Wednesday, January 24, 2007

Pesadelo

(Artigo publicado no jornal ZH no dia de hoje)
Pesadelo
ALOYZIO ACHUTTI. Membro da Academia Sul-Rio-Grandense de Medicina

O crime organizado será real ou um pesadelo? Mudança de ano e reinício de governo são momentos muito mais propícios para desejar felicidade e alimentar esperanças e ilusões, mas podem servir também para refletir e acordar.

A busca da segurança parece ter sido sempre um objetivo da humanidade, se não o é também de todo o ser vivo, que se reveste de acessórios (espinhos, secreções cáusticas, carapaças etc.) para se defender de potenciais agressões.

Não é sonho não! O mal é real e antigo. Muda de forma e intensidade, exigindo constante adaptação nas estratégias de defesa. Já foram bandoleiros nas estradas, hordas de bárbaros, bucaneiros e piratas, cangaceiros, esquadrões da morte, máfias de várias nacionalidades, guerrilheiros, juventude transviada, gangues urbanas, os sem-isso ou sem-aquilo, os hackers, as milícias, agora são os traficantes atrapalhados em seus negócios e presidiários muito bem articulados com seus sócios extramuros.

Enquanto der resultado, enquanto o negócio for rentável e houver clientela interessada na mercadoria ou nos resultados políticos da contravenção, o comportamento anti-social do momento continuará crescendo.

E não é só por eficiência mercadológica escusa, sabe-se que chamar atenção para os rejeitados, vingança por desprezo e maus-tratos, a busca de uma identidade ou notoriedade - mesmo que por caminhos escabrosos, servem também como objetivo na vida para muita gente.

As prisões têm hoje a eficiência das muralhas e fortalezas depois da descoberta da pólvora e da dinamite: são símbolos ultrapassados de segregação social, onde a elite da contravenção encontra condições ideais de trabalho para estudar, planejar, discutir, comandar e controlar seus projetos, utilizando recursos sofisticados e - por que não - alguns agentes duplos que, mal pagos como funcionários públicos, encontram formas de complementar sua renda.

A simples reclusão restringe um bem muito importante que é a liberdade de ir e vir, mas em compensação, com tempo disponível e criatividade, abre novas oportunidades de organização. Algum tipo de trabalho, mesmo que forçado, faria muito bem para a saúde dos presos, pode ser uma forma de reeducação, competiria com o ócio protegido, e daria uma oportunidade para pagar dívidas com a sociedade, se alguma pontinha de culpa ainda existir.

Enquanto muitos dormiam em berço esplêndido, deixou-se construir uma sociedade paralela, espontânea, anárquica, deseducada, com a função de fazer o serviço sujo, mais rentável do que os empregos formais que lhes são oferecidos.

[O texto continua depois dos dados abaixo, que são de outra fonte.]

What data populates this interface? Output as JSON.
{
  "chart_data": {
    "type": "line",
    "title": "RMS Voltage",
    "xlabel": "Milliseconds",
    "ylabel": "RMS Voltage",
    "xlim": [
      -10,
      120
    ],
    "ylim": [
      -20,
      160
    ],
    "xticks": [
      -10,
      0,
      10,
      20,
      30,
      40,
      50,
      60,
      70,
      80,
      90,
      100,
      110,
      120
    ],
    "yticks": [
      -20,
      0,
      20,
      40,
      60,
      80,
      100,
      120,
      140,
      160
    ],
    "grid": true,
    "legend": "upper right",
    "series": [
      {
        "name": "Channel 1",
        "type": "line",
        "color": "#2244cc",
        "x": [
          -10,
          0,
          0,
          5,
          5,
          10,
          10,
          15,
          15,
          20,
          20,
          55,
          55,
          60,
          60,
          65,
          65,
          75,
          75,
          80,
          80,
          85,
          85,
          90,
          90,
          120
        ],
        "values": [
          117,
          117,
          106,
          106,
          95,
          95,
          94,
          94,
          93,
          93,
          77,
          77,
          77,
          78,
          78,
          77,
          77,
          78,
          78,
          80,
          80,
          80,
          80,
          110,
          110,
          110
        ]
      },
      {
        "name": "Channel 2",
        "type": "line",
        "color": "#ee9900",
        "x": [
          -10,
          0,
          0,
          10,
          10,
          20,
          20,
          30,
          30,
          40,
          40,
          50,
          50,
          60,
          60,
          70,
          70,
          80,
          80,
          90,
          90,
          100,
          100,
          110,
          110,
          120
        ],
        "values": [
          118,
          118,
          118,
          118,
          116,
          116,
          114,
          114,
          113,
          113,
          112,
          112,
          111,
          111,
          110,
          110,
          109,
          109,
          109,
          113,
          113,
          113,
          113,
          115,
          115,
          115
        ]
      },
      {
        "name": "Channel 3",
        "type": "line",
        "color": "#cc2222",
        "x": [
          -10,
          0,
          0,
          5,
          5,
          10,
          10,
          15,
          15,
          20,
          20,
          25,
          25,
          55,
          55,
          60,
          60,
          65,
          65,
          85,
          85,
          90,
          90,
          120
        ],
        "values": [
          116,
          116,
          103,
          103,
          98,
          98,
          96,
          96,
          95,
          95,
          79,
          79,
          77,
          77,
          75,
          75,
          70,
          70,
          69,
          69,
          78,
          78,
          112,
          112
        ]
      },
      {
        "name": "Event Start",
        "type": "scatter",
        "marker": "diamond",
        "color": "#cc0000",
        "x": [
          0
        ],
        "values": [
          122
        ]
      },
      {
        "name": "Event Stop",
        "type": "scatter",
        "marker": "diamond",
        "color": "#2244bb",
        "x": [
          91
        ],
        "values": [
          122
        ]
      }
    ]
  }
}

Ao se acordar para um novo ano e novo ciclo de governo, uma facção significativa da sociedade está acionando o despertador para a necessidade de um novo "Ministério da Defesa Social" que não busque apenas jogar uma elite contra a outra, encerrando uns em masmorras protegidos por agentes penitenciários e outros atrás de grades residenciais com segurança privada.

Este é o pesadelo, e deve ser possível acordar com uma solução científica, racional, lúcida, política, comprometida e de boa vontade para se conseguir mais do que o simples crescimento do produto interno bruto.